Noah Pollak
Contentions/Commentary
14 November 09
As a result [of Obama's Middle East policy], “world opinion” toward Israel has gone from cool to frigid — in Europe especially. U.N. actions such as the Goldstone Report are one manifestation of this; denunciations of Israel, not to mention efforts to prevent Israeli officials from speaking on campuses and indeed to jail them if they come to Europe, are others. The cause is clear: As the United States, Israel’s closest friend, has backed away from Israel since the Obama inauguration, Europeans have backed even farther. They have seen the American coolness as license, indeed encouragement, to excoriate the Jewish state, and have enthusiastically done so.
This could be called Peace Processing 101, and it is obviously a course nobody in the White House has taken. Israel is a small country surrounded by people who hate and continue trying to destroy her. If Israel is to make concessions or take risks for peace, Israelis must feel secure enough to do so. How is this accomplished? The main way is through the U.S.-Israeli relationship. The closeness of the two countries serves the U.S. strategic objective of compelling the Arabs to abandon their quest for eliminating the Jewish state, and it reduces Israel’s fear of taking risks for peace. This is one of the major factors that led to peace with Egypt and Jordan — not Israeli weakness and isolation, but the Arab perception of Israeli strength.
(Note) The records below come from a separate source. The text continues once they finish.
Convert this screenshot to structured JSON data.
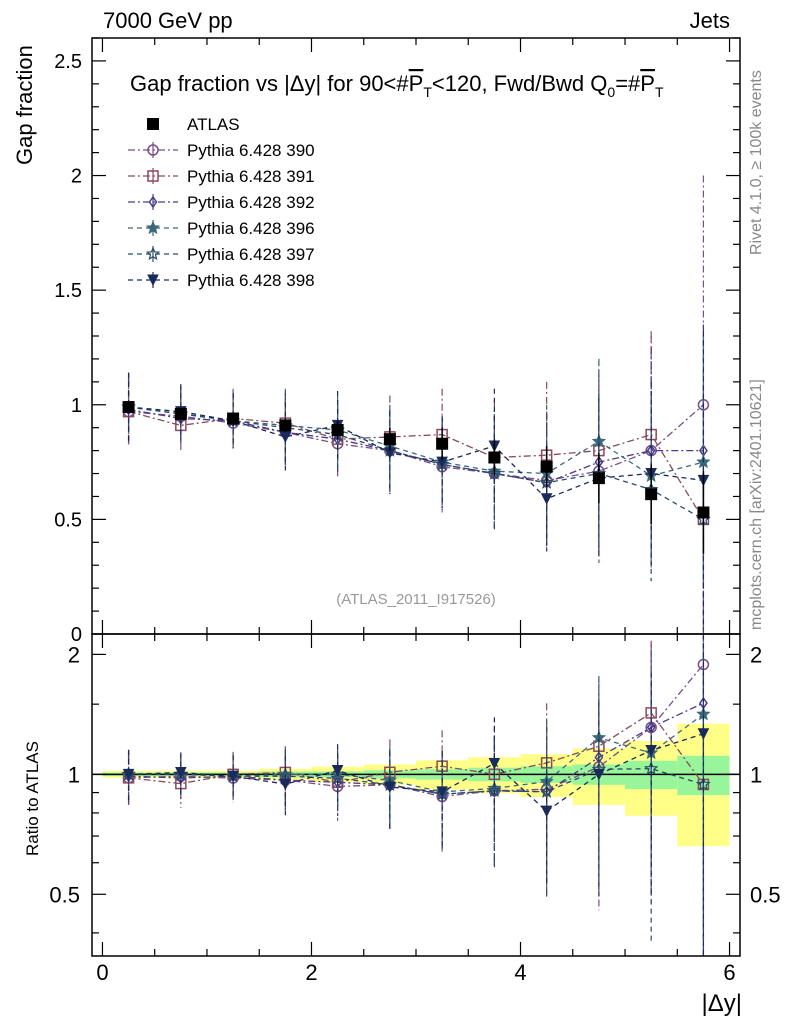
{
  "header": {
    "left": "7000 GeV pp",
    "right": "Jets"
  },
  "side": {
    "rivet": "Rivet 4.1.0, ≥ 100k events",
    "mcplots": "mcplots.cern.ch [arXiv:2401.10621]"
  },
  "chart_data": {
    "type": "scatter",
    "title": "Gap fraction vs |Δy| for 90<#P̅T<120, Fwd/Bwd Q₀=#P̅T",
    "title_parts": {
      "prefix": "Gap fraction vs |Δy| for 90<#",
      "pt": "P",
      "t": "T",
      "mid": "<120, Fwd/Bwd Q",
      "zero": "0",
      "eq": "=#",
      "pt2": "P",
      "t2": "T"
    },
    "analysis": "(ATLAS_2011_I917526)",
    "xlabel": "|Δy|",
    "ylabel": "Gap fraction",
    "ratio_ylabel": "Ratio to ATLAS",
    "xlim": [
      -0.1,
      6.1
    ],
    "ylim": [
      0,
      2.6
    ],
    "ratio_ylim": [
      0.35,
      2.25
    ],
    "x_ticks": [
      0,
      2,
      4,
      6
    ],
    "x_tick_labels": [
      "0",
      "2",
      "4",
      "6"
    ],
    "y_ticks": [
      0.5,
      1,
      1.5,
      2,
      2.5
    ],
    "y_tick_labels": [
      "0.5",
      "1",
      "1.5",
      "2",
      "2.5"
    ],
    "y_zero_label": "0",
    "ratio_ticks": [
      0.5,
      1,
      2
    ],
    "ratio_tick_labels": [
      "0.5",
      "1",
      "2"
    ],
    "x": [
      0.25,
      0.75,
      1.25,
      1.75,
      2.25,
      2.75,
      3.25,
      3.75,
      4.25,
      4.75,
      5.25,
      5.75
    ],
    "data": {
      "name": "ATLAS",
      "values": [
        0.99,
        0.96,
        0.94,
        0.91,
        0.89,
        0.85,
        0.83,
        0.77,
        0.73,
        0.68,
        0.61,
        0.53
      ],
      "err_stat": [
        0.01,
        0.01,
        0.01,
        0.015,
        0.015,
        0.02,
        0.025,
        0.03,
        0.035,
        0.04,
        0.05,
        0.06
      ],
      "err_tot": [
        0.02,
        0.02,
        0.02,
        0.03,
        0.04,
        0.05,
        0.07,
        0.08,
        0.09,
        0.11,
        0.13,
        0.18
      ]
    },
    "series": [
      {
        "name": "Pythia 6.428 390",
        "marker": "circle",
        "color": "#7a4d8a",
        "dash": "7,3,2,3",
        "values": [
          0.97,
          0.95,
          0.92,
          0.88,
          0.83,
          0.8,
          0.73,
          0.7,
          0.67,
          0.71,
          0.8,
          1.0
        ],
        "errors": [
          0.15,
          0.12,
          0.12,
          0.15,
          0.15,
          0.18,
          0.2,
          0.25,
          0.3,
          0.4,
          0.5,
          1.0
        ]
      },
      {
        "name": "Pythia 6.428 391",
        "marker": "square",
        "color": "#8a4a5a",
        "dash": "7,3,2,3",
        "values": [
          0.97,
          0.91,
          0.94,
          0.92,
          0.85,
          0.86,
          0.87,
          0.77,
          0.78,
          0.8,
          0.87,
          0.5
        ],
        "errors": [
          0.15,
          0.12,
          0.13,
          0.15,
          0.15,
          0.18,
          0.2,
          0.25,
          0.32,
          0.4,
          0.45,
          0.6
        ]
      },
      {
        "name": "Pythia 6.428 392",
        "marker": "diamond",
        "color": "#4a3a8a",
        "dash": "7,3,2,3",
        "values": [
          0.98,
          0.94,
          0.93,
          0.88,
          0.85,
          0.8,
          0.74,
          0.7,
          0.66,
          0.75,
          0.8,
          0.8
        ],
        "errors": [
          0.15,
          0.12,
          0.12,
          0.15,
          0.15,
          0.18,
          0.2,
          0.25,
          0.3,
          0.4,
          0.45,
          0.55
        ]
      },
      {
        "name": "Pythia 6.428 396",
        "marker": "star",
        "color": "#3a6a7a",
        "dash": "5,4",
        "values": [
          0.99,
          0.96,
          0.93,
          0.91,
          0.89,
          0.82,
          0.75,
          0.71,
          0.7,
          0.84,
          0.69,
          0.75
        ],
        "errors": [
          0.15,
          0.12,
          0.12,
          0.15,
          0.15,
          0.18,
          0.2,
          0.25,
          0.3,
          0.35,
          0.4,
          0.55
        ]
      },
      {
        "name": "Pythia 6.428 397",
        "marker": "star-open",
        "color": "#2a4a6a",
        "dash": "5,4",
        "values": [
          0.99,
          0.96,
          0.93,
          0.9,
          0.87,
          0.8,
          0.74,
          0.7,
          0.66,
          0.7,
          0.63,
          0.5
        ],
        "errors": [
          0.15,
          0.12,
          0.12,
          0.15,
          0.15,
          0.18,
          0.2,
          0.25,
          0.3,
          0.35,
          0.4,
          0.55
        ]
      },
      {
        "name": "Pythia 6.428 398",
        "marker": "triangle-down",
        "color": "#1a2a5a",
        "dash": "5,4",
        "values": [
          0.99,
          0.97,
          0.93,
          0.86,
          0.91,
          0.79,
          0.75,
          0.82,
          0.59,
          0.68,
          0.7,
          0.67
        ],
        "errors": [
          0.15,
          0.12,
          0.12,
          0.15,
          0.15,
          0.18,
          0.2,
          0.25,
          0.2,
          0.35,
          0.4,
          0.65
        ]
      }
    ],
    "legend_position": "top-left"
  }
}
The paradigm described above is premised on the idea that the Arabs have been the major obstacle to peace in the region. But Obama has taken a new tack. His paradigm, which is to create, as he put it recently, “daylight” between the two countries, is premised on something else; not outright Israeli culpability but certainly a belief that Israel has been a major part of the problem.
Changing the paradigm has been a central objective of many liberals, and certainly of the J Street faction. Instead of achieving peace by assuring Israel of its security, the administration is trying to make peace by causing the Israelis to fear they will be abandoned by the United States if they don’t do the White House’s bidding.
But now we can compare the two paradigms: close alliance versus “daylight.” The latter is already a debacle after only a few months in practice. It is opening the global floodgates of Israel-obsessed criticism. It is making Israelis distrust the U.S. — a development that will translate into a democratic veto over concessions and the deleveraging of U.S. influence. It has forced the Palestinians to compete with the White House in hostility to Israel, humiliating Mahmoud Abbas when the administration chose to retreat. Even the existence of the peace process itself — much less actual peace — depends on Israel’s faith in the United States to help protect it from the maelstrom of condemnation that is the “international community’s” favorite hobby. The only question now is whether Professor Obama is capable of learning anything from the Middle East lesson he is being taught.